Guardando agli antichi in una continuità ideale, gli autori altomedievali ci hanno consegnato una concezione della filosofia come studium et amor sapientiae. Studiare e amare il sapere significa trasmettere, conservare, salvare e insegnare le pagine degli antichi insieme allo studio della Sacra Pagina. Sarà nelle grandi comunità monastiche benedettine, e anche sotto l’impulso missionario del monachesimo irlandese, che verranno conservati, trascritti e commentati i testi fondamentali della filosofia e della teologia medievale. Prima del Mille, la filosofia “rinasce” alla corte di Carlo Magno: sorge infatti ad opera di Alcuino la Schola Palatina, cenacolo di ricerca e di insegnamento. E proprio nell’ambiente della corte carolingia maturerà la riflessione dell’irlandese Giovanni Scoto Eriugena, autore di quel capolavoro filosofico che è il Periphýseon. Riprendendo poi la tradizione di Plinio e dei bestiari e libri di meraviglie dell’epoca ellenistica, opere enciclopediche come quelle di Isidoro di Siviglia o di Beda sono in realtà ispirate a un preciso criterio d’ordine anche se non sempre corrispondente ai moderni criteri di razionalità.

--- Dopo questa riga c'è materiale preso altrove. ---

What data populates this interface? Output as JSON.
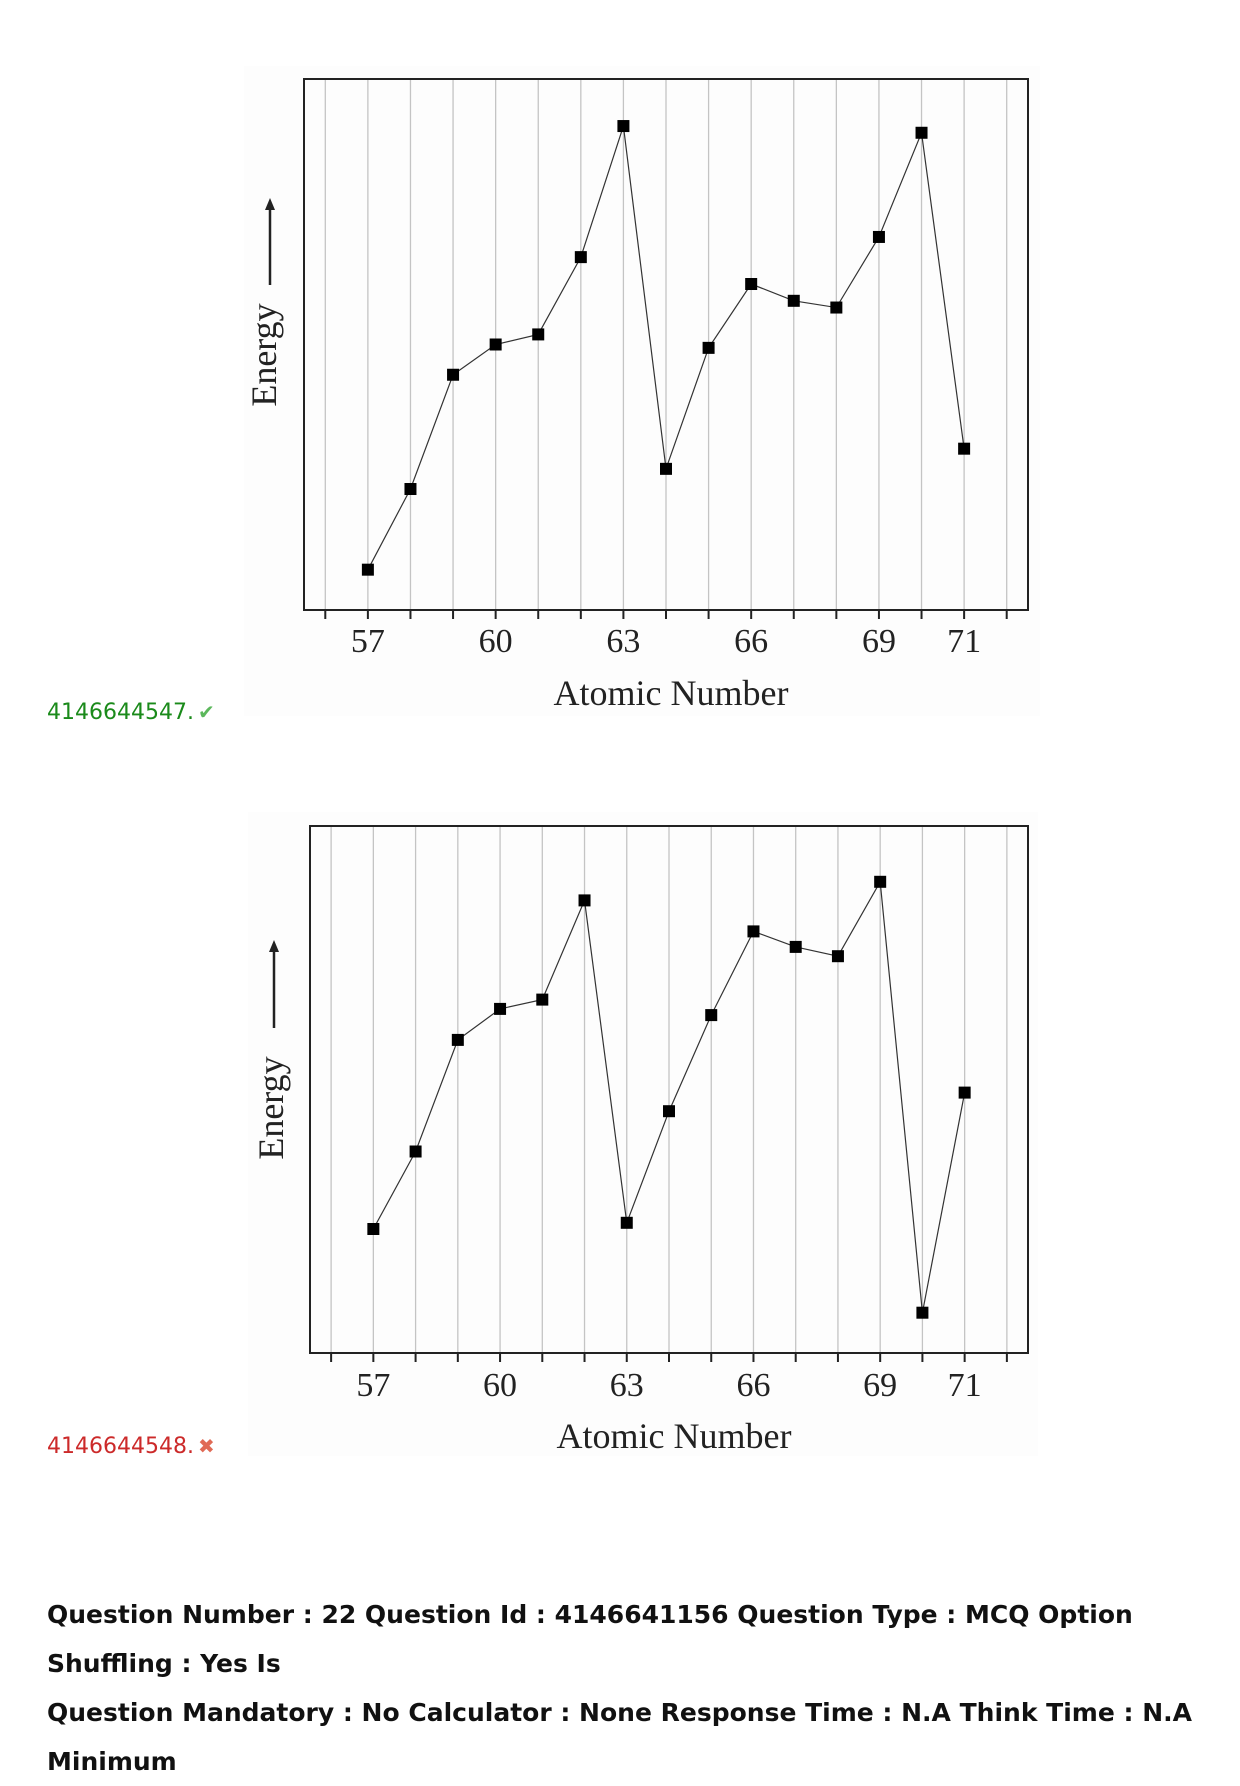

Per lungo tempo, infine, si è creduto che, nella notte fatale del 31 dicembre 999, l’umanità avesse vegliato nelle chiese attendendo la fine del mondo, salvo erompere in canti di sollievo al mattino seguente. In realtà i testi dell’epoca non recano alcuna traccia dei terrori: gli umili a quell’epoca non sapevano neppure di trovarsi nell’anno Mille, perché la datazione dalla nascita di Cristo non era ancora di uso corrente. Mentre già dai primi anni del XI secolo compare chiara la raffigurazione di una cultura che, tra biblioteche e scuole, rinasce ricoprendosi, nelle parole di Rodolfo il Glabro, cronista dell’epoca, di un “bianco mantello di chiese”.